Kevin Gan, 24, who police said also resides in New York, was denied bail by District Judge Gregory Koehle after he was taken into custody by undercover officers in a State College shopping center parking lot.
The couple told borough police that on June 2, a pop-up appeared on their computer stating that the they were victims of a breach and provided a contact phone number purporting to be for Microsoft. When the wife called the number, a man told her that a bank account in her name and that of someone with same last name was opened in 2025 and “was transferring large sums of money to support child pornography,” police wrote in an affidavit of probable cause.
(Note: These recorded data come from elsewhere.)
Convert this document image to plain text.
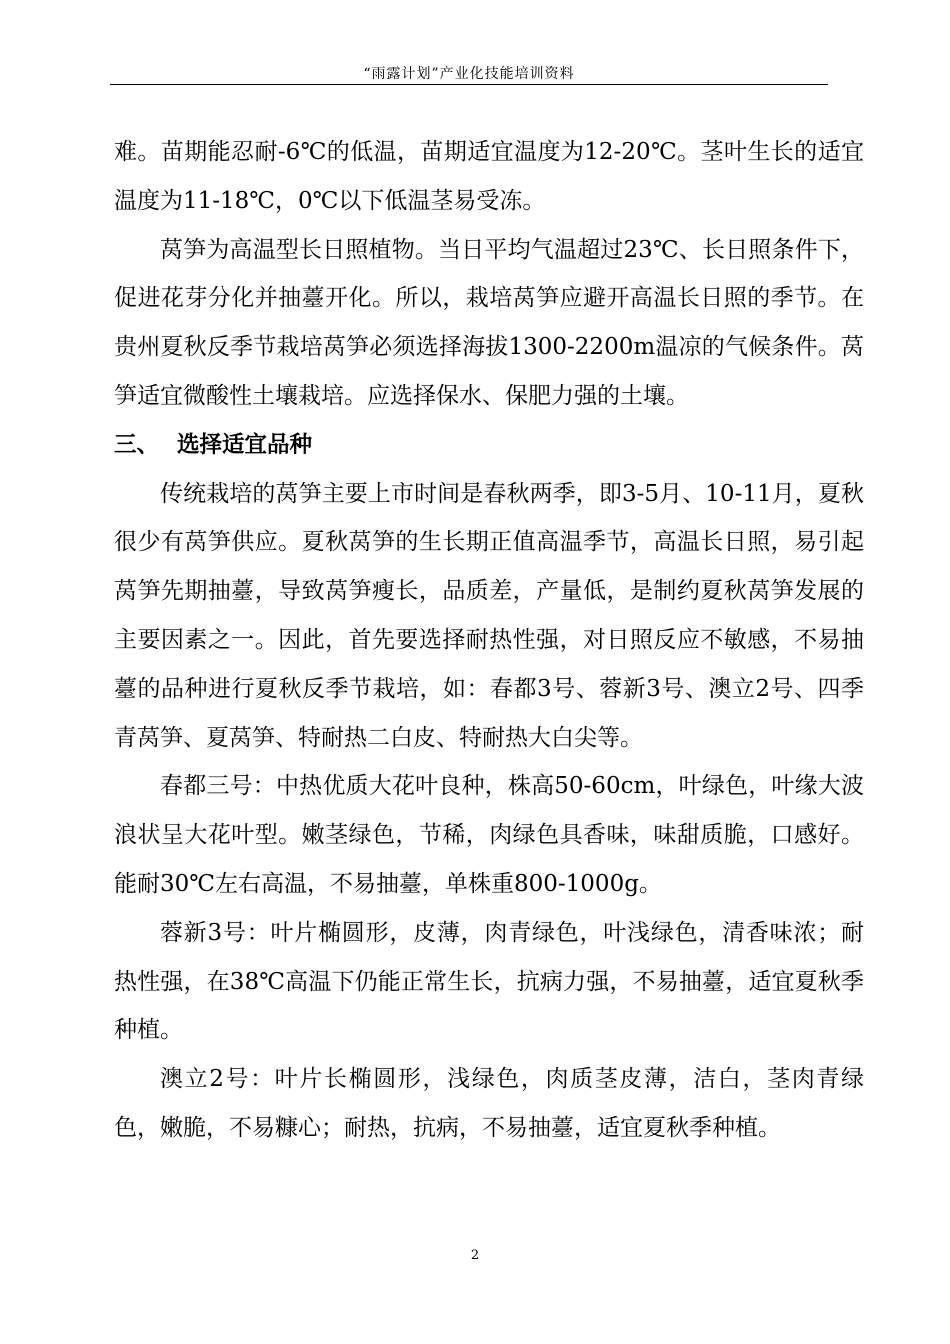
“雨露计划”产业化技能培训资料

难。苗期能忍耐-6℃的低温，苗期适宜温度为12-20℃。茎叶生长的适宜温度为11-18℃，0℃以下低温茎易受冻。

莴笋为高温型长日照植物。当日平均气温超过23℃、长日照条件下，促进花芽分化并抽薹开化。所以，栽培莴笋应避开高温长日照的季节。在贵州夏秋反季节栽培莴笋必须选择海拔1300-2200m温凉的气候条件。莴笋适宜微酸性土壤栽培。应选择保水、保肥力强的土壤。

三、 选择适宜品种

传统栽培的莴笋主要上市时间是春秋两季，即3-5月、10-11月，夏秋很少有莴笋供应。夏秋莴笋的生长期正值高温季节，高温长日照，易引起莴笋先期抽薹，导致莴笋瘦长，品质差，产量低，是制约夏秋莴笋发展的主要因素之一。因此，首先要选择耐热性强，对日照反应不敏感，不易抽薹的品种进行夏秋反季节栽培，如：春都3号、蓉新3号、澳立2号、四季青莴笋、夏莴笋、特耐热二白皮、特耐热大白尖等。

春都三号：中热优质大花叶良种，株高50-60cm，叶绿色，叶缘大波浪状呈大花叶型。嫩茎绿色，节稀，肉绿色具香味，味甜质脆，口感好。能耐30℃左右高温，不易抽薹，单株重800-1000g。

蓉新3号：叶片椭圆形，皮薄，肉青绿色，叶浅绿色，清香味浓；耐热性强，在38℃高温下仍能正常生长，抗病力强，不易抽薹，适宜夏秋季种植。

澳立2号：叶片长椭圆形，浅绿色，肉质茎皮薄，洁白，茎肉青绿色，嫩脆，不易糠心；耐热，抗病，不易抽薹，适宜夏秋季种植。

2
She was then transferred to what the man claimed was the bank and spoke with another man who said the account had been used to send more than $600,000 “to support child pornography,” according to the affidavit. She was then transferred to someone identifying himself as “Edward Marshall” and claiming to be in the U.S. Treasury Department.
Marshall told the woman that she had broken several laws and “threatened to take away her Social Security number as well as applying other penalties,” police wrote. He said that her accounts would be frozen and she needed to send her funds to him for safekeeping and to avoid punishment, according to the affidavit.
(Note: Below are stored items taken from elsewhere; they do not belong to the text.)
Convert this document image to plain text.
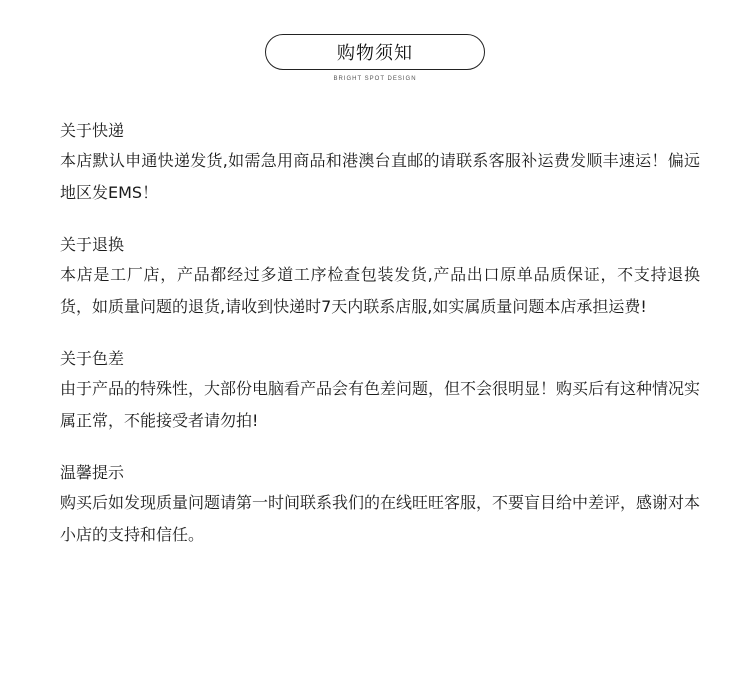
购物须知
BRIGHT SPOT DESIGN
关于快递

本店默认申通快递发货,如需急用商品和港澳台直邮的请联系客服补运费发顺丰速运！偏远地区发EMS！

关于退换

本店是工厂店，产品都经过多道工序检查包装发货,产品出口原单品质保证，不支持退换货，如质量问题的退货,请收到快递时7天内联系店服,如实属质量问题本店承担运费!

关于色差

由于产品的特殊性，大部份电脑看产品会有色差问题，但不会很明显！购买后有这种情况实属正常，不能接受者请勿拍!

温馨提示

购买后如发现质量问题请第一时间联系我们的在线旺旺客服，不要盲目给中差评，感谢对本小店的支持和信任。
The woman mentioned that she had a joint account with her husband and that he had a gold coin collection. Marshall told her to send pictures of the collection, which she did, then directed her to package the coins and have her husband take them outside to be collected by an “agent.”
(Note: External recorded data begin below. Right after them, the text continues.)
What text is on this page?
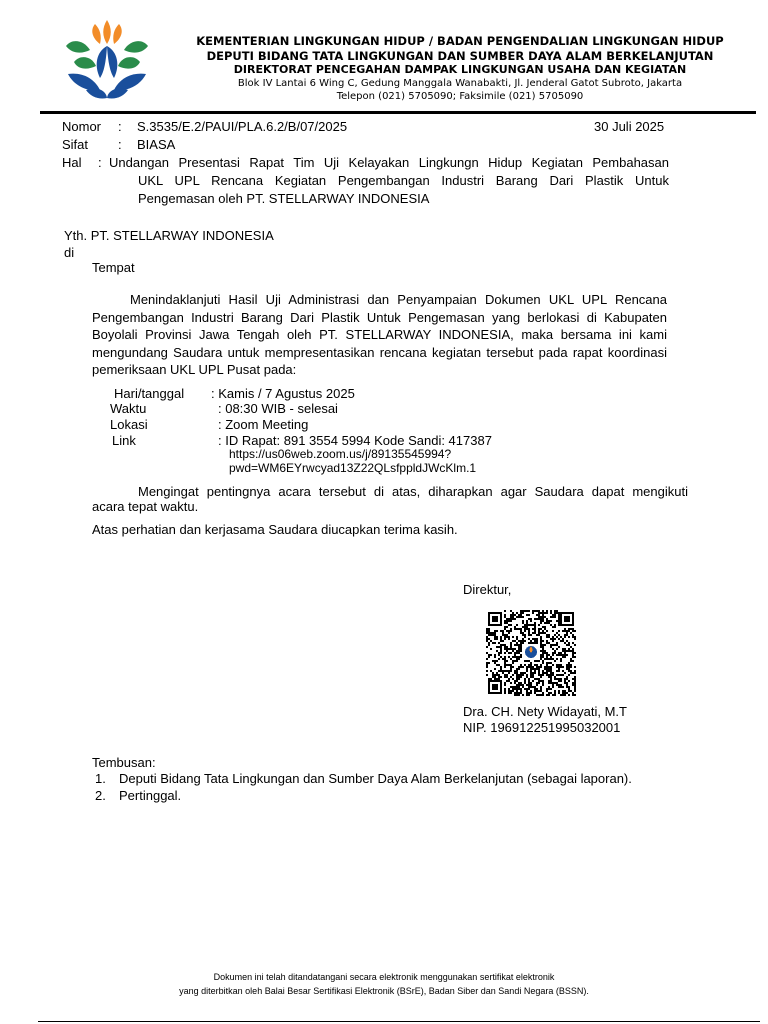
KEMENTERIAN LINGKUNGAN HIDUP / BADAN PENGENDALIAN LINGKUNGAN HIDUP
DEPUTI BIDANG TATA LINGKUNGAN DAN SUMBER DAYA ALAM BERKELANJUTAN
DIREKTORAT PENCEGAHAN DAMPAK LINGKUNGAN USAHA DAN KEGIATAN
Blok IV Lantai 6 Wing C, Gedung Manggala Wanabakti, Jl. Jenderal Gatot Subroto, Jakarta
Telepon (021) 5705090; Faksimile (021) 5705090
Nomor : S.3535/E.2/PAUI/PLA.6.2/B/07/2025	30 Juli 2025
Sifat : BIASA
Hal : Undangan Presentasi Rapat Tim Uji Kelayakan Lingkungn Hidup Kegiatan Pembahasan
UKL UPL Rencana Kegiatan Pengembangan Industri Barang Dari Plastik Untuk
Pengemasan oleh PT. STELLARWAY INDONESIA
Yth. PT. STELLARWAY INDONESIA
di
Tempat
Menindaklanjuti Hasil Uji Administrasi dan Penyampaian Dokumen UKL UPL Rencana
Pengembangan Industri Barang Dari Plastik Untuk Pengemasan yang berlokasi di Kabupaten
Boyolali Provinsi Jawa Tengah oleh PT. STELLARWAY INDONESIA, maka bersama ini kami
mengundang Saudara untuk mempresentasikan rencana kegiatan tersebut pada rapat koordinasi
pemeriksaan UKL UPL Pusat pada:
Hari/tanggal : Kamis / 7 Agustus 2025
Waktu	: 08:30 WIB - selesai
Lokasi	: Zoom Meeting
Link	: ID Rapat: 891 3554 5994 Kode Sandi: 417387
https://us06web.zoom.us/j/89135545994?
pwd=WM6EYrwcyad13Z22QLsfppldJWcKlm.1
Mengingat pentingnya acara tersebut di atas, diharapkan agar Saudara dapat mengikuti
acara tepat waktu.
Atas perhatian dan kerjasama Saudara diucapkan terima kasih.
Direktur,
Dra. CH. Nety Widayati, M.T
NIP. 196912251995032001
Tembusan:
1. Deputi Bidang Tata Lingkungan dan Sumber Daya Alam Berkelanjutan (sebagai laporan).
2. Pertinggal.
Dokumen ini telah ditandatangani secara elektronik menggunakan sertifikat elektronik
yang diterbitkan oleh Balai Besar Sertifikasi Elektronik (BSrE), Badan Siber dan Sandi Negara (BSSN).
The husband was given a password and provided the coin collection, which was valued at $97,000, to a man who arrived while he was on the phone with Marshall, according to the affidavit.
Over the next several weeks, Marshall contacted the couple almost daily, mostly by text message, and directed them to make multiple cash withdrawals of about $30,000 each time that the husband then delivered to a man in various parking lots in State College, police wrote. In one instance, the husband was also told to purchase $22,000 in gold coins that he also delivered along with cash.
The couple had lost $235,000 by July 13, when Marshall contacted them about making one final $30,000 transfer. Reluctant to do so because it was all they had left and worried they were being scammed, they contacted State College police.
Working with the Department of Homeland Security, police told them to move forward with setting up the exchange so that officers could conduct a sting. On July 15, they agreed to deliver the $30,000 to the Weis Markets parking lot on Westerly Parkway, where a team of undercover officers would be stationed, but received another phone call from the scammer telling them the exchange had to be delayed to the next day, according to the affidavit.
On July 16, the husband went to the supermarket parking lot, and was then told by the scammer to go to the Hamilton Square parking lot. He alerted police, who moved their surveillance to the West Hamilton Avenue shopping center.
Police observed a man, later identified as Gan, walk up to the husband’s car and take a box containing bait money, according to the affidavit. Officers took Gan into custody and found he was in possession of a cell phone used to communicate with a man he called “Mark,” who he said asked him to go to State College to pick up a package containing $30,000, police wrote.
Gan told investigators that he knew Mark, believed to be “Edward Marshall,” was in contact with the couple by text and phone calls and that he had given him a code name to provide to the husband when picking up the package, according to the affidavit.
He added that Mark told him to look around for undercover officers when he arrived at the pick-up point, police wrote.
Borough police said in a statement the case remains under investigation, and additional arrests may follow.
Gan is charged with felony counts of theft by deception and receiving stolen property. He is detained at the Centre County Correctional Facility.
A preliminary hearing is scheduled for July 29.
“The SCPD reminds the public that legitimate government agencies, financial institutions, and technology companies will never demand cash, instruct individuals to transfer money to protect their assets, or threaten arrest over the phone,” police wrote in a statement. “Anyone receiving similar communications should immediately terminate the conversation and contact their local law enforcement agency.”